No Formation of DNA Double-Strand Breaks and No Activation of Recombination Repair with UVA

Abstract

Longwave UVA is an independent class I carcinogen. A complete understanding of UVA-induced DNA damage and how this damage is processed in skin cells is therefore of utmost importance. A particular question that has remained contentious is whether UVA induces DNA double-strand breaks (DSBs), either directly or through processing of other types of DNA damage, such as recombination repair of replication forks stalled at DNA photoproducts.
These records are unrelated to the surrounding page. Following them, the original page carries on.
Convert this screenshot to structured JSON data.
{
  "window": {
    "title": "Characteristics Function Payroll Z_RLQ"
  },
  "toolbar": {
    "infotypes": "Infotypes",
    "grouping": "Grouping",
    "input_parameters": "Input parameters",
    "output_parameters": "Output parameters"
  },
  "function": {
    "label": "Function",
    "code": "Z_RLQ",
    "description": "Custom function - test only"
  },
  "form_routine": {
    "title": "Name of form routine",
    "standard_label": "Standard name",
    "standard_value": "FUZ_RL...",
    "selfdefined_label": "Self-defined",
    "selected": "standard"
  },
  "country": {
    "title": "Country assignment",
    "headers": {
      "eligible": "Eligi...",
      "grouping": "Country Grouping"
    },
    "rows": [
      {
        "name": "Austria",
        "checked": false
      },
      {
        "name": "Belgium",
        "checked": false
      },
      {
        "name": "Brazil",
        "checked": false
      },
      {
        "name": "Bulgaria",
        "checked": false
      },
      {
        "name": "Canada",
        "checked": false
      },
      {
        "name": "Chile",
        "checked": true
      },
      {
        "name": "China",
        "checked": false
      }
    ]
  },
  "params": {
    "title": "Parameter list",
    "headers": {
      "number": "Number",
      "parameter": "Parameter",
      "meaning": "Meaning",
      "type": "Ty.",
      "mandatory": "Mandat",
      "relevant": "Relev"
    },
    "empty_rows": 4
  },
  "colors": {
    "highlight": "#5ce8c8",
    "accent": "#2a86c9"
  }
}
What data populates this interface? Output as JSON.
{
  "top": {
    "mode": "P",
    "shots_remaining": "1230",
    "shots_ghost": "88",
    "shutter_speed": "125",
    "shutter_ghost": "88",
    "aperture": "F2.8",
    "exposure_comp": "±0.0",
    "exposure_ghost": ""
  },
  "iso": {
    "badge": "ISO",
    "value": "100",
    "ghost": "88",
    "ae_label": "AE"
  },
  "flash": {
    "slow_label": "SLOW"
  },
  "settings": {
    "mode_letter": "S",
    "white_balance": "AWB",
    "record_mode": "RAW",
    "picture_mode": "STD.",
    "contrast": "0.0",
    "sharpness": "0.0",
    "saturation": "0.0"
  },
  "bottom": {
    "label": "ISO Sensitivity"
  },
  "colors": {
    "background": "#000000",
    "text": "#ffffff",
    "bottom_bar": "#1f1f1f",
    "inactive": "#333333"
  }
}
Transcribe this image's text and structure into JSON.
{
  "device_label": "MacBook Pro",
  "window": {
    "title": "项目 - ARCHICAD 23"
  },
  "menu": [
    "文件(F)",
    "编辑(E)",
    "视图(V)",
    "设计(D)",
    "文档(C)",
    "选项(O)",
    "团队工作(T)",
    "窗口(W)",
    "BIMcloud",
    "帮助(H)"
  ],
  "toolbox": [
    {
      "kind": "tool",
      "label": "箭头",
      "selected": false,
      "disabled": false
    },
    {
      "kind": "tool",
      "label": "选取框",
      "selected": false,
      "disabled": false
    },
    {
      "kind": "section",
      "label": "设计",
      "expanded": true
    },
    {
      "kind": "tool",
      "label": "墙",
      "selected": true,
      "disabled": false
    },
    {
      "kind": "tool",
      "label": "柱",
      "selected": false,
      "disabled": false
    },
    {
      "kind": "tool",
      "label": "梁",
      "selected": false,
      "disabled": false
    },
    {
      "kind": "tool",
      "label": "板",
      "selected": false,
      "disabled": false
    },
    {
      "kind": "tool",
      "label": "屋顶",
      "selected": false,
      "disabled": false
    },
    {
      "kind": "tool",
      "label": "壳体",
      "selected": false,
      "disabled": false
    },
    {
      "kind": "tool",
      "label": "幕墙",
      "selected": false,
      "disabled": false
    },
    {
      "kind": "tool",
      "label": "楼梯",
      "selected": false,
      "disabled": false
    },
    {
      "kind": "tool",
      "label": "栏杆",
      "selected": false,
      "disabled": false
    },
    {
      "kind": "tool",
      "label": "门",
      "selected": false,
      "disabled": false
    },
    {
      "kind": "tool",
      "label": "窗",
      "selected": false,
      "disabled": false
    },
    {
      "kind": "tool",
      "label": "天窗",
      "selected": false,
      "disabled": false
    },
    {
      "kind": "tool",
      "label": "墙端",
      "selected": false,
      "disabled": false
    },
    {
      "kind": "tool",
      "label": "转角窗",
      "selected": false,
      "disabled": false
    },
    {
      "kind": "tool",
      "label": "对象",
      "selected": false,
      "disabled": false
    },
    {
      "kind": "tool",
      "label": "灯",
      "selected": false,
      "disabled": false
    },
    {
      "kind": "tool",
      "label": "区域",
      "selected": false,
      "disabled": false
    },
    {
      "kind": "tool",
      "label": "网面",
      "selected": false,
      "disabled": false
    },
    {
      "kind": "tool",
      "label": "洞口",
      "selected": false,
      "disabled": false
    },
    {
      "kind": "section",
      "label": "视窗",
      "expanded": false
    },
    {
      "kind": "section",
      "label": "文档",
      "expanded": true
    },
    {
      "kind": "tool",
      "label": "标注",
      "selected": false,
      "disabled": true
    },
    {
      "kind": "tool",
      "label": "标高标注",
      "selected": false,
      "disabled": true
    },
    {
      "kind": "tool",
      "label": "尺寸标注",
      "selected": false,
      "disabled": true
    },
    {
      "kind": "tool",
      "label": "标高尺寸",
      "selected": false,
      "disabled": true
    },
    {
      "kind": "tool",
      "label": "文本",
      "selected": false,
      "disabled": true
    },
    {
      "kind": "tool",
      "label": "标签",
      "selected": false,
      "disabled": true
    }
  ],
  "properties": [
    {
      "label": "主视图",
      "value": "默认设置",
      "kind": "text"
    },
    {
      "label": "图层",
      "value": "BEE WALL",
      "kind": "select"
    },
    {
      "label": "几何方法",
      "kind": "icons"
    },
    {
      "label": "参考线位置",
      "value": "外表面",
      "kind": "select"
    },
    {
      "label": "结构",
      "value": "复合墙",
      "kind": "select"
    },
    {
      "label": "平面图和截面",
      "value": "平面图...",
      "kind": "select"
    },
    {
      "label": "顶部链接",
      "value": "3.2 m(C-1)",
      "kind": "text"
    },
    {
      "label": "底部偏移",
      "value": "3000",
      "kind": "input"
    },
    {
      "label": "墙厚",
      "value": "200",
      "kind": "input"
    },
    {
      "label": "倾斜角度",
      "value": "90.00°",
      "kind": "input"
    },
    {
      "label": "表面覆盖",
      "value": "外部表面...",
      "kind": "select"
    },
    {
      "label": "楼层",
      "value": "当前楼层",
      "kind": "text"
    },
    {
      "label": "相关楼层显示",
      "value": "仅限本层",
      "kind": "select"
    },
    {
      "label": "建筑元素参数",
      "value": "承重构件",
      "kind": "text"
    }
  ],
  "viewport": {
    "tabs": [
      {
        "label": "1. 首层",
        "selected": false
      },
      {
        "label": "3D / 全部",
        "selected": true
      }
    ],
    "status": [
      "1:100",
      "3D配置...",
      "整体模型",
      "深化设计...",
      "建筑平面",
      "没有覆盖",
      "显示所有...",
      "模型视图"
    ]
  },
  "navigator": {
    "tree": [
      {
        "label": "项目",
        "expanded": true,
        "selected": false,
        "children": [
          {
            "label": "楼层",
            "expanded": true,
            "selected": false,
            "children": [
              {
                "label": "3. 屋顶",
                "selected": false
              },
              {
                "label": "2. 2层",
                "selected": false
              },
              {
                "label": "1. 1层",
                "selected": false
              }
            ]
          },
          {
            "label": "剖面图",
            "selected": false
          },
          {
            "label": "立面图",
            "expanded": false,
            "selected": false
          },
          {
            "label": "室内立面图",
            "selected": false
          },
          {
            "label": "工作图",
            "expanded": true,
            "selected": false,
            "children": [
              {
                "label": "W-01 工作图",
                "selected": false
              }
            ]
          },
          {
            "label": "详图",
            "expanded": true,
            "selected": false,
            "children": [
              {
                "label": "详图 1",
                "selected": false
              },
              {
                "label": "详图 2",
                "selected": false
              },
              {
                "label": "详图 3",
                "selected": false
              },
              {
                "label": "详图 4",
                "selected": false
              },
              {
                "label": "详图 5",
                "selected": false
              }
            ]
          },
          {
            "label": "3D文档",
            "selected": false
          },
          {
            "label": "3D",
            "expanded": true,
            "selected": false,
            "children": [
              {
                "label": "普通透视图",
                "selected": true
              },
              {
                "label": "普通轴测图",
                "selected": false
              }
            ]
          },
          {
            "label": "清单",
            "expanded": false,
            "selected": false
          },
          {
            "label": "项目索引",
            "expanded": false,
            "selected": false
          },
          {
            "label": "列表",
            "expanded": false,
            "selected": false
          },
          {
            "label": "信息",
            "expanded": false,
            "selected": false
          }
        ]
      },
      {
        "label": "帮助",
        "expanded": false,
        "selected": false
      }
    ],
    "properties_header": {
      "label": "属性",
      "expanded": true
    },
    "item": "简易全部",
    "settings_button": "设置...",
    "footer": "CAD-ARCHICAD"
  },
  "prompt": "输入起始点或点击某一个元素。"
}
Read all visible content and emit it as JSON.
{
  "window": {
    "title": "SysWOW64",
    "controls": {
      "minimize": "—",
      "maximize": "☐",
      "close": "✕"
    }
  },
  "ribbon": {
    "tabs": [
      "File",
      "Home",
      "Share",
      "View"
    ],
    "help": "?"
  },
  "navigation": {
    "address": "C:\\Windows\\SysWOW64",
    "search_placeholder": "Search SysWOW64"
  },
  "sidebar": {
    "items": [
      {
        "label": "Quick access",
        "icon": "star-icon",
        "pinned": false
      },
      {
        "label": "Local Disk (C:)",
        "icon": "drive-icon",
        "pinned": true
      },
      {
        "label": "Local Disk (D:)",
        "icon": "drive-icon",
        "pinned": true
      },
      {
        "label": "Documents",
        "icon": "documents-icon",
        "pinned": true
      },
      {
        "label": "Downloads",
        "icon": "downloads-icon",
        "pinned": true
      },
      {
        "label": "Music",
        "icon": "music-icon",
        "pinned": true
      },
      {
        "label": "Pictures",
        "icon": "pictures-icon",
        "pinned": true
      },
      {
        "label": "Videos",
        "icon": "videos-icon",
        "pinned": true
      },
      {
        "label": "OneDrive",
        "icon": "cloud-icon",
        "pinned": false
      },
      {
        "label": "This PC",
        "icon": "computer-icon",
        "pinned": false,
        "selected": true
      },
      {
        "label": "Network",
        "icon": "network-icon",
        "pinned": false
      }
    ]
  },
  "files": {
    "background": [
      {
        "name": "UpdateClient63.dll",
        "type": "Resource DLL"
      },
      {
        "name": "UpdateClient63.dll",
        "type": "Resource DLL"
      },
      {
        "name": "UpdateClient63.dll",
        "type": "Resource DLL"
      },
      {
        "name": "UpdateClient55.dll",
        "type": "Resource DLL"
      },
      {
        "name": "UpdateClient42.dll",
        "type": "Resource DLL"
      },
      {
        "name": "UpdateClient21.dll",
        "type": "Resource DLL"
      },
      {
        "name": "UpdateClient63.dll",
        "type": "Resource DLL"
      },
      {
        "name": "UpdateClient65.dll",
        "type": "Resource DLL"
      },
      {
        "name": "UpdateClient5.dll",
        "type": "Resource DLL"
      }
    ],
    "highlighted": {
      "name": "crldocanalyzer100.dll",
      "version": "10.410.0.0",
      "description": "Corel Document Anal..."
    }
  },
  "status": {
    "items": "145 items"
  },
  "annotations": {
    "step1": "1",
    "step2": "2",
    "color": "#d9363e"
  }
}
We therefore studied activation of the recombination repair pathway by solar available doses of UVA and assessed formation of DNA DSBs in primary skin fibroblasts. We found that, unlike ionizing radiation or UVB, UVA does not activate the Fanconi anemia/BRCA DNA damage response pathway or the "recombinase" RAD51 in primary skin fibroblasts. The fact that this pathway mediates recombination repair of DNA DSBs suggests that DNA DSBs are not formed by UVA. This is further supported by findings that UVA did not induce DNA DSBs, as assayed by neutral single-cell electrophoresis or by formation of γ-H2AX nuclear foci, considered the most sensitive assay for DNA DSBs. The lack of sufficient evidence for formation of DNA DSBs underlines the pivotal role of UVA-induced DNA photoproducts in UVA mutagenesis and carcinogenesis.